The Bush administration insists that the prisoners who aren't charged with any crime must not be released, neither in the United States nor in any other nation, because they could potentially commit a crime in the future. If Castro or Saddam threw people in prison and claimed that it was because those people could potentially commit a crime in the future, we'd all just chalk it up to the despotic rule of a dictator. Of course we wouldn't accept prisoners of those nations with a stipulation that they must be detained indefinitely.

So it comes as no surprise that England, France, Germany, the Netherlands, etc., don't want our Guantanamo detainees, especially if they had to continue the detainment themselves. But the reason isn't because the Europeans are jerks who criticize America without helping the human rights situation. It's George W. Bush who is the detainment jerk.

It should be noted that with the election of Barack Obama, European nations are now signalling that they would be more open to helping out with America's little torture camp problem. Barack Obama has strongly declared his intention to shut down Guantanamo Bay starting on Day 1 of his presidency, and European countries have answered his call (before he even made a call for it, no less). So maybe in the end it's not a matter of human rights issues but more of a diplomatic plea: "We'd be glad to help you out if you'd stop calling us elitist do-nothings in your press conferences."

Tuesday, January 06, 2009

The Media's Racial Quota Obsession

Happy Epiphany!

Did you know that there are currently no black U.S. senators since Barack Obama got a promotion? I feel this is really important for everyone to know, and a fact that almost certainly is being buried by the media. I mean, think about it: racism would almost surely cease to exist in this country if we were to have a senate with one token black person in it. But since our racist nation would never be able to vote a black person to a high-powered office, a black person is going to have to be appointed to a high office.
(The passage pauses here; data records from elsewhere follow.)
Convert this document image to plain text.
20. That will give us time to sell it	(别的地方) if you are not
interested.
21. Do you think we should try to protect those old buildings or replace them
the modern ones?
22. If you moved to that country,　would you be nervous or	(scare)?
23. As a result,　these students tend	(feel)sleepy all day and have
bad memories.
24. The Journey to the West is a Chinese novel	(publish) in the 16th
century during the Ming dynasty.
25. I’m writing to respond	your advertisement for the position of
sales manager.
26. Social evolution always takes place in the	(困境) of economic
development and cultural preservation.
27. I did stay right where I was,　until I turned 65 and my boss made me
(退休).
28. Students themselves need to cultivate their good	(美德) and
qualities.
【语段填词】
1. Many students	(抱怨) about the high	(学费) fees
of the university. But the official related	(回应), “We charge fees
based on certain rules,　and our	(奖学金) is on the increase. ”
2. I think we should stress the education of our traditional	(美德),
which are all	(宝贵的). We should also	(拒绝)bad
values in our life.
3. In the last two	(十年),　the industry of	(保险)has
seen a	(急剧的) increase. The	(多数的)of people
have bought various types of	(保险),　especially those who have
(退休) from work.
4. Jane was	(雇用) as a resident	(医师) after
By some embattled white governor, most likely. After that happens, we can move on to appointing random token black people as college football coaches.

So let me get this straight: some people are upset that Barack Obama has chosen someone from outside the CIA's sphere of torturers and torture apologists to reform the CIA. Honestly I couldn't be happier at the choice of someone like Leon Panetta; if he had picked Dianne Feinstein, who fell prey to the "imminent terrorist threat" what-if scenario in an interview in the NY Times last month, I would have demanded my Change back.

Bill Richardson ... *shakes head*.

Oklahoma is getting new license plates this year, and they're a vast improvement over the old ones with the Osage shield in the middle that looks like a plate of cat barf from any sort of distance. The new plates feature a statue of a warrior firing an arrow at the sky: in other words, they're just like this weird Boston side project's only album. The new license plate rates somewhere around a B- in my book because of its small numerals and lack of embossment, but may get some kind of fictitious Most Improved award from ... me.